Templar and Other Symbols in Rosslyn

The Templars had over 600 properties in Scotland. Their headquarters was based at Balantrodach (now called Temple), which is situated a mere 6 miles from Rosslyn.

Many Templar signs and seals are carved into Rosslyn and on the gravestones in its grounds. For example, there are many five pointed stars purported to reflect the major graces of the Virgin Mary.

Here are a few of the other signs and seals: the dove carrying an olive branch; the floriated cross; an artichoke; the Lamb of God holding a cross on its banner; the head of Christ on the roof with His hand held up in benediction. Other symbols are the floriated cross on Sir William’s tombstone and the whole of the interior roof, which design is said to reflect the Templar vision of the Grace and Word of God.

The Templars had learned much about Arab/Eastern philosophy and beliefs while in Jerusalem. They also absorbed the many building techniques derived from the East and Classical Greece. Many of them were stonemasons and they used biblical descriptions of the Temple of Solomon and building tools in the symbolism of their designs and their ceremonies.

They believed in the One God, the Architect of the World, in Whom all religions might believe.

King Robert the Bruce, by appointing the St Clairs (known Templars) hereditary Grand Masters of the crafts and guilds of Scotland, allowed them to pass on their ceremonies and beliefs to the early masons in Scotland.

They became conduits of hermetic and cabbalistic knowledge, bringing this knowledge to the original Scottish Masons and so eventually to all Freemasons. For example, there is a carving showing two men being carried on one horse. At one level this is taken to mean that they have a duty to look after each other. At a higher level, initiates know that it represents the duality of the flesh and the spirit.

Even the St Andrews cross, adopted as Scotland’s national symbol, is said to be based on the Templar burial pattern of the Skull and Crossbones. This symbol can be found in many carvings and tombstones throughout Scotland, dating from the 15-17th centuries, often portrayed together with other Templar symbols of swords and cross. The later carvings often show Masonic symbols together with those of the Templars.
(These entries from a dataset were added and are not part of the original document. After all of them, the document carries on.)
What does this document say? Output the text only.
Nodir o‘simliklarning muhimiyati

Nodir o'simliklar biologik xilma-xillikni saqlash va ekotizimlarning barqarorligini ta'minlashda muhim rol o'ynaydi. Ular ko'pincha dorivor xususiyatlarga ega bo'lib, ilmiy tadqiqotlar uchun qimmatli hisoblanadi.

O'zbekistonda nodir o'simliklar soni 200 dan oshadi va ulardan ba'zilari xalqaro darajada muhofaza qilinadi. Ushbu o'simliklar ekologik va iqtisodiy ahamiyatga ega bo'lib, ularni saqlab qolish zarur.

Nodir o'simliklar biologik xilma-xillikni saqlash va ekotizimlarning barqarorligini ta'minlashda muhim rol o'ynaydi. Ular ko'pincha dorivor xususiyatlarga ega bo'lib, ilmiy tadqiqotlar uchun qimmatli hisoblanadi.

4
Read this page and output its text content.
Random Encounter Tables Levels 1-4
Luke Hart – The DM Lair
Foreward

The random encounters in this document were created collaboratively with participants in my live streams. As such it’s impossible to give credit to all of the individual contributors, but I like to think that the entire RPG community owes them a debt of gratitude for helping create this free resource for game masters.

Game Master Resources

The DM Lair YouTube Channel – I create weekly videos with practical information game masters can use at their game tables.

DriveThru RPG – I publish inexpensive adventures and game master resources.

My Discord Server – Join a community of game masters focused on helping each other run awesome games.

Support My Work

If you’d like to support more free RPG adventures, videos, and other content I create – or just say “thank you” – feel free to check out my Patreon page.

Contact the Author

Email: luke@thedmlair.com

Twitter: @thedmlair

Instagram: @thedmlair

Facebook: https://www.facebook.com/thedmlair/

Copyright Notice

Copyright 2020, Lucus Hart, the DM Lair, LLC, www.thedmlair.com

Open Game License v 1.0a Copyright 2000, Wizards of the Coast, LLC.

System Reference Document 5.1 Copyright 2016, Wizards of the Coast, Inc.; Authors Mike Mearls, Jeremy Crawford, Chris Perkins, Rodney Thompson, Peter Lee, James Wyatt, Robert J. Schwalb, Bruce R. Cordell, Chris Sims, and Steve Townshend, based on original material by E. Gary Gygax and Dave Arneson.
The Skull and Crossbones is also a good example of how our perception of symbols can change over time. Esoteric and hermetic groups had for centuries used the Scull and Crossbones as a symbol to represent birth and rebirth (the evolving soul) and it was adopted for this reason by the Knights Templar. They used it as a symbol on the flags of their ships as well as that of the Cross. After being driven out of the Holy Land, the Knights Templars used their powerful fleet of ships to harass their Moslem adversaries in the Mediterranean area. At the fall of the Templars in 1307, the entire Templar fleet disappeared from the port of La Rochelle. The Skull and Crossbones flags of the Templar ships became a symbol with a powerful reputation and identified with pirates.

By the 17th and 18th centuries the Templars had long since gone underground and evolved into other organisations. The symbol of the Skull and Crossbones came to be associated mainly with pirates and also devil worship. It had become something to be feared. It was known as the ‘Jolly Roger’ in the context of the pirates. (This may be a corruption of the French name for the red flag, the ‘Jolie Rouge’.) Indeed today the Skull and Crossbones is still used as a symbol of fear to alert us to danger and evil, being used to label poisonous or dangerous materials.


Maize Carvings
It is believed today that the Vikings discovered North America, 100 years before Columbus. Henry St Clair, the grandfather of Sir William the founder of the Chapel, has been credited with that discovery and as such could have brought back corn (maize) and the aloe vera succulent plants. This would explain the carvings of maize and aloe vera in the Chapel, carved some 40 or so years before Columbus arrived in North America.

Pagan Carvings
There is, however, a great deal of symbolism found in Rosslyn Chapel that is not classically either Masonic or Templar. There is a plethora of pagan and even some Islamic imagery.

On the outside of the chapel is a carved representation of Hermes - a clear allusion to hermeticism - while the interior is festooned with over two hundred depictions of the Green Man, the pagan Celtic vegetation god, sometimes associated with the Babylonian dying-and-rising god Tammuz. All such gods had similar attributes and were often depicted as having green faces, although the god who was most often depicted in this way was Osiris, consort of Isis.

The St Clair family had not only been Templar, but also pagan from their Norse ancestry.

The lost Templar knowledge is said to be encoded in the fabric of Rosslyn Chapel in order to pass it on to future generations at a time when books could be burnt, censored or banned.